He releído “La vida sale al encuentro”, una magnífica novela de José Luis Martín Vigil publicada en 1955, que marcó a varias generaciones hasta llegar a ser un clásico de la literatura española de posguerra.
Es una narración en primera persona de Iñaqui, un muchacho de quince años que estudia en el Colegio Apóstol Santiago de Vigo en el año 1951. Su relato es todo un despliegue adolescente que va descubriendo las emociones de la vida y su drama, el amor y la muerte de los seres queridos, las formidables luchas entre su gran corazón y sus incontrolables pasiones. Las descripciones tienen una gran riqueza de matices afectivos, que permiten seguir todo el proceso de interiorización de los conflictos que le van curtiendo en su transformación vital. No es una novela piadosa ni sentimental, pero sí de sentimientos y de ideales. Su impronta pedagógica es muy importante. Quizá llaman la atención algunas cosas que eran normales en los años cincuenta y ahora no lo son. Es obvio que los tiempos han cambiado, pero se mantiene lo principal, pues la juventud sigue siendo etapa de metas elevadas, de exigencias fuertes y de ejemplos claros.
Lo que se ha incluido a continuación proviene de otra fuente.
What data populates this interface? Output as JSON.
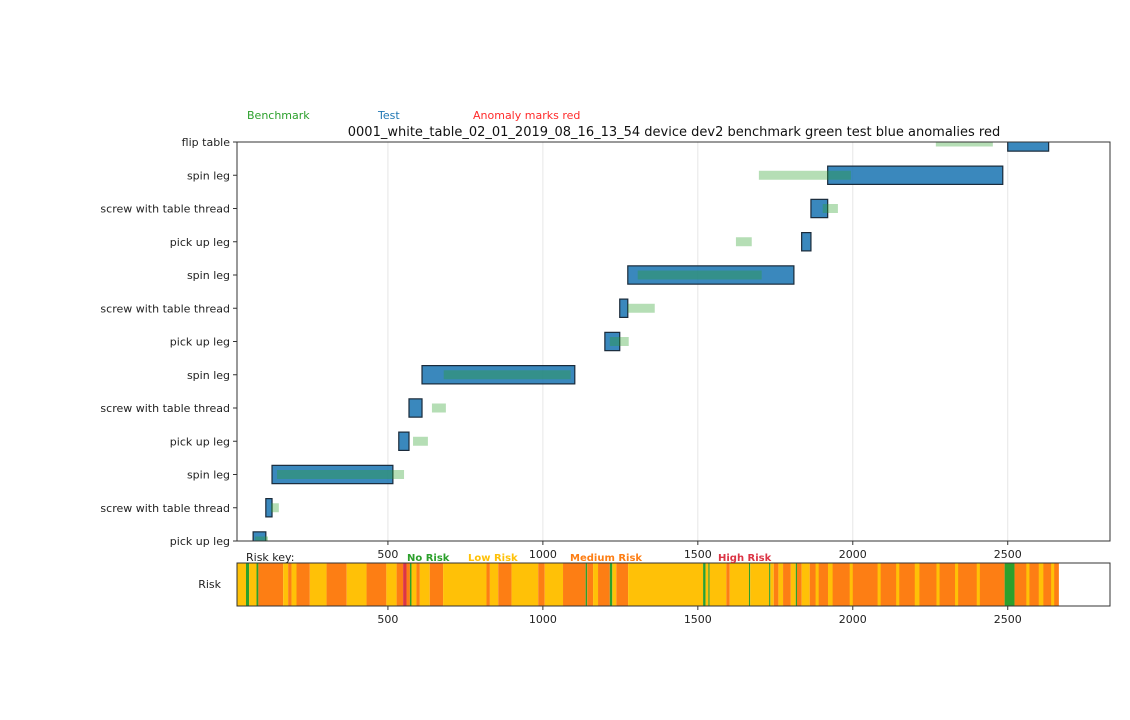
{
  "chart_data": [
    {
      "type": "gantt",
      "title": "0001_white_table_02_01_2019_08_16_13_54  device dev2  benchmark green  test blue  anomalies red",
      "legend_labels": {
        "benchmark": "Benchmark",
        "test": "Test",
        "anomaly": "Anomaly marks red"
      },
      "legend_placement": "top-left above axes",
      "categories": [
        "pick up leg",
        "screw with table thread",
        "spin leg",
        "pick up leg",
        "screw with table thread",
        "spin leg",
        "pick up leg",
        "screw with table thread",
        "spin leg",
        "pick up leg",
        "screw with table thread",
        "spin leg",
        "flip table"
      ],
      "xlim": [
        13,
        2830
      ],
      "ylim": [
        0,
        12
      ],
      "xticks": [
        500,
        1000,
        1500,
        2000,
        2500
      ],
      "grid": "vertical",
      "series": [
        {
          "name": "Test",
          "color": "#1f77b4",
          "bars": [
            [
              65,
              106
            ],
            [
              106,
              126
            ],
            [
              126,
              516
            ],
            [
              535,
              568
            ],
            [
              568,
              610
            ],
            [
              610,
              1103
            ],
            [
              1200,
              1248
            ],
            [
              1248,
              1274
            ],
            [
              1274,
              1810
            ],
            [
              1835,
              1865
            ],
            [
              1865,
              1919
            ],
            [
              1919,
              2484
            ],
            [
              2500,
              2632
            ]
          ]
        },
        {
          "name": "Benchmark",
          "color": "#2ca02c",
          "bars": [
            [
              71,
              113
            ],
            [
              123,
              148
            ],
            [
              142,
              552
            ],
            [
              581,
              629
            ],
            [
              642,
              687
            ],
            [
              680,
              1090
            ],
            [
              1216,
              1277
            ],
            [
              1274,
              1361
            ],
            [
              1306,
              1706
            ],
            [
              1623,
              1674
            ],
            [
              1903,
              1952
            ],
            [
              1697,
              1994
            ],
            [
              2268,
              2452
            ]
          ]
        }
      ]
    },
    {
      "type": "heatmap-strip",
      "ylabel": "Risk",
      "key_label": "Risk key:",
      "levels": [
        {
          "name": "No Risk",
          "color": "#2ca02c"
        },
        {
          "name": "Low Risk",
          "color": "#ffc107"
        },
        {
          "name": "Medium Risk",
          "color": "#fd7e14"
        },
        {
          "name": "High Risk",
          "color": "#dc3545"
        }
      ],
      "xlim": [
        13,
        2830
      ],
      "xticks": [
        500,
        1000,
        1500,
        2000,
        2500
      ],
      "segments": [
        [
          14,
          42,
          1
        ],
        [
          42,
          52,
          0
        ],
        [
          52,
          76,
          1
        ],
        [
          76,
          82,
          0
        ],
        [
          82,
          162,
          2
        ],
        [
          162,
          178,
          1
        ],
        [
          178,
          189,
          2
        ],
        [
          189,
          205,
          1
        ],
        [
          205,
          248,
          2
        ],
        [
          248,
          302,
          1
        ],
        [
          302,
          367,
          2
        ],
        [
          367,
          431,
          1
        ],
        [
          431,
          495,
          2
        ],
        [
          495,
          528,
          1
        ],
        [
          528,
          549,
          2
        ],
        [
          549,
          560,
          3
        ],
        [
          560,
          571,
          2
        ],
        [
          571,
          576,
          0
        ],
        [
          576,
          592,
          1
        ],
        [
          592,
          603,
          2
        ],
        [
          603,
          635,
          1
        ],
        [
          635,
          678,
          2
        ],
        [
          678,
          818,
          1
        ],
        [
          818,
          829,
          2
        ],
        [
          829,
          856,
          1
        ],
        [
          856,
          899,
          2
        ],
        [
          899,
          985,
          1
        ],
        [
          985,
          1006,
          2
        ],
        [
          1006,
          1065,
          1
        ],
        [
          1065,
          1138,
          2
        ],
        [
          1138,
          1143,
          0
        ],
        [
          1143,
          1162,
          2
        ],
        [
          1162,
          1178,
          1
        ],
        [
          1178,
          1216,
          2
        ],
        [
          1216,
          1224,
          0
        ],
        [
          1224,
          1237,
          1
        ],
        [
          1237,
          1275,
          2
        ],
        [
          1275,
          1517,
          1
        ],
        [
          1517,
          1525,
          0
        ],
        [
          1525,
          1534,
          1
        ],
        [
          1534,
          1538,
          0
        ],
        [
          1538,
          1592,
          1
        ],
        [
          1592,
          1603,
          2
        ],
        [
          1603,
          1665,
          1
        ],
        [
          1665,
          1669,
          0
        ],
        [
          1669,
          1730,
          1
        ],
        [
          1730,
          1734,
          0
        ],
        [
          1734,
          1745,
          1
        ],
        [
          1745,
          1760,
          2
        ],
        [
          1760,
          1775,
          1
        ],
        [
          1775,
          1800,
          2
        ],
        [
          1800,
          1816,
          1
        ],
        [
          1816,
          1820,
          0
        ],
        [
          1820,
          1835,
          2
        ],
        [
          1835,
          1861,
          1
        ],
        [
          1861,
          2490,
          2
        ],
        [
          1880,
          1890,
          1
        ],
        [
          1920,
          1935,
          1
        ],
        [
          1990,
          2000,
          1
        ],
        [
          2080,
          2090,
          1
        ],
        [
          2140,
          2150,
          1
        ],
        [
          2200,
          2215,
          1
        ],
        [
          2270,
          2280,
          1
        ],
        [
          2330,
          2340,
          1
        ],
        [
          2400,
          2410,
          1
        ],
        [
          2490,
          2522,
          0
        ],
        [
          2522,
          2665,
          2
        ],
        [
          2560,
          2570,
          1
        ],
        [
          2600,
          2615,
          1
        ],
        [
          2640,
          2650,
          1
        ]
      ]
    }
  ]
}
El Padre Urcola orienta a unos muchachos que, como todos, son muy vulnerables a las emociones y a los impulsos propios de su edad, y ellos mismos descubren la importancia de contar con un consejero experto y certero en esa etapa tan decisiva de sus vidas. Les habla de todas esas luchas interiores, de esas pequeñas victorias que los van transformando poco a poco en personas adultas, y les hace ver cómo ninguna de esas victorias queda sin registrar en el libro de la propia vida, esa historia que nunca miente. Les va enseñando a encajar el dolor y les desvela la importancia del sacrificio si quieren conseguir algo que merezca la pena. Sin moralismos simples, les hace comprender que, estando como están, metidos en cuerpos a medio hacer, quizá tenidos en menos por los mayores, o por los que se creen serlo, han de demostrar su verdadera madurez encauzando su inconformismo a combatir en primer lugar su propia mediocridad.
Lo fundamental que describe la novela siegue siendo totalmente válido. La gente joven anhela mucho más, hoy igual que sucedía hace cincuenta o sesenta años, o hace cien. Están forjando sus vidas y han de demostrar su valor. Necesitan que se les hable con sinceridad, con exigencia, con confianza. Hay que darles menos consejos y más responsabilidad, menos teorías y más ejemplo, menos divagaciones y más coherencia. No hay que ponerles las cosas fáciles, hay que hablarles como a adultos, sin sermonear, sin mirarles por encima del hombro, sin darles lecciones, sin añorar viejos tiempos ni creernos mejores que ellos.
No necesitan de explicaciones pazguatas sobre obviedades sexuales que conocen perfectamente, sino ayudarles a descubrir modos mejores de entender el amor. No necesitan dinero sino disciplina que les permita escapar de la trampa de la dependencia en la que muchos han caído. En el trabajo y en su formación necesitan paciencia y oportunidades, y saben que tienen que aprender de sus errores y pagar por ellos si es preciso.
La vida excesivamente confortable ha retrasado la llegada de la madurez y ha infantilizado ya a demasiada gente. Necesitan y aceptan la autoridad y la disciplina, quieren reglas de juego claras, austeridad, más ambiente de trabajo y menos contemplaciones. Entienden la exigencia y la templanza, la necesitan. El problema quizá es que a muchos adultos les cuesta más que a ellos mismos crear ese ambiente sobrio y riguroso que tanta falta hace a todos.